1 Poi Dio si ricordò di Noè, di tutti gli animali e di tutto il bestiame che era con lui nell'arca; e Dio fece passare un vento sulla terra e le acque si calmarono; 2 le fonti dell'abisso e le cateratte del cielo furono chiuse, e cessò la pioggia dal cielo; 3 le acque andarono via via ritirandosi di sulla terra, e alla fine di centocinquanta giorni cominciarono a diminuire. 4 Nel settimo mese, il diciassettesimo giorno del mese, l'arca si fermò sulle montagne dell'Ararat. 5 Le acque andarono diminuendo fino al decimo mese. Nel decimo mese, il primo giorno del mese, apparvero le vette dei monti.

6 Dopo quaranta giorni, Noè aprì la finestra che aveva fatta nell'arca 


Esodo 34,28

E Mosè rimase lì con il SIGNORE quaranta giorni e quaranta notti; non mangiò pane e non bevve acqua. E il SIGNORE scrisse sulle tavole le parole del patto, i dieci comandamenti.


1Re 19,8

Elia si alzò, mangiò e bevve; e per la forza che quel cibo gli aveva dato, camminò quaranta giorni e quaranta notti fino a Oreb, il monte di Dio.


Giona 3


1 La parola del SIGNORE fu rivolta a Giona, per la seconda volta, in questi termini:
2 «Àlzati, va' a Ninive, la gran città, e proclama loro quello che io ti comando». 3 Giona partì e andò a Ninive, come il SIGNORE aveva ordinato.
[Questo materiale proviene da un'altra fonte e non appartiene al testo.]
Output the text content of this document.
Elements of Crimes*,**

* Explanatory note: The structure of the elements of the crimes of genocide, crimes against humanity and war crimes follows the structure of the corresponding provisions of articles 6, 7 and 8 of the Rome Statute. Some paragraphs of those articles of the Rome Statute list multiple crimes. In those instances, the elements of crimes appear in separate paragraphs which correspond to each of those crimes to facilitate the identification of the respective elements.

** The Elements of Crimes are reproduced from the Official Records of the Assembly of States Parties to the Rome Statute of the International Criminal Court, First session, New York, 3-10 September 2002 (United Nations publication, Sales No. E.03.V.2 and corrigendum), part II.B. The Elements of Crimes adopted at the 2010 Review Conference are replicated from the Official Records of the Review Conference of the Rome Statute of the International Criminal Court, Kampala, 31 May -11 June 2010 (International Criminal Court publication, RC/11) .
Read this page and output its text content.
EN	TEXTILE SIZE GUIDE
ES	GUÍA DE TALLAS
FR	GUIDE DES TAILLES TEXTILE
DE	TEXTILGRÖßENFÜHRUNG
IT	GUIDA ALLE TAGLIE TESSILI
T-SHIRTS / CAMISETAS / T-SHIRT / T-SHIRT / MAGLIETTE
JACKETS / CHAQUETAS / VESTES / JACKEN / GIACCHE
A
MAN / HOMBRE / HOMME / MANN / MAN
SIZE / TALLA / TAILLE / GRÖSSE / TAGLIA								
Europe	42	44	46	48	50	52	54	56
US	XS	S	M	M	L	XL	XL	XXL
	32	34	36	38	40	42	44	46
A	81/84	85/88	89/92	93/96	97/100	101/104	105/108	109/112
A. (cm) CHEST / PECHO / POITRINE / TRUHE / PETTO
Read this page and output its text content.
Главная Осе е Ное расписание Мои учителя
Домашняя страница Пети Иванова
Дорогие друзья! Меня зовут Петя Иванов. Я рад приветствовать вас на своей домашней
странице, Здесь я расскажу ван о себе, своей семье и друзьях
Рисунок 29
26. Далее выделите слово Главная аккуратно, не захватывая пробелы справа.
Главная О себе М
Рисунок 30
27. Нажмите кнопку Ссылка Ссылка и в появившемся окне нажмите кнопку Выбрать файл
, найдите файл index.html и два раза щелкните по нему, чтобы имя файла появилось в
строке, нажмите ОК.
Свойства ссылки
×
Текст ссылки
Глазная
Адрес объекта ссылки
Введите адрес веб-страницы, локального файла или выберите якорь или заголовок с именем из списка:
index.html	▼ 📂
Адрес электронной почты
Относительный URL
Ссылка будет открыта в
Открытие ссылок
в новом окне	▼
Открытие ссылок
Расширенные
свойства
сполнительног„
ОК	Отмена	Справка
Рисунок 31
Ninive era una città grande davanti a Dio; ci volevano tre giorni di cammino per attraversarla. 4 Giona cominciò a inoltrarsi nella città per una giornata di cammino e proclamava: «Ancora quaranta giorni, e Ninive sarà distrutta!»


Il Monte della Quarantena (Deserto della Giudea), dove, secondo la tradizione, Gesù passò i 40 giorni di digiuno


Luca 4

Tentazione di Gesù Cristo

1 Gesù, pieno di Spirito Santo, ritornò dal Giordano, e fu condotto dallo Spirito nel deserto per quaranta giorni, dove era tentato dal diavolo. 2 Durante quei giorni non mangiò nulla; e quando furono trascorsi, ebbe fame


Atti 1


1 Nel mio primo libro, o Teofilo, ho parlato di tutto quello che Gesù cominciò a fare e a insegnare, 2 fino al giorno che fu elevato in cielo, dopo aver dato mediante lo Spirito Santo delle istruzioni agli apostoli che aveva scelti.
3 Ai quali anche, dopo che ebbe sofferto, si presentò vivente con molte prove, facendosi vedere da loro per quaranta giorni, parlando delle cose relative al regno di Dio.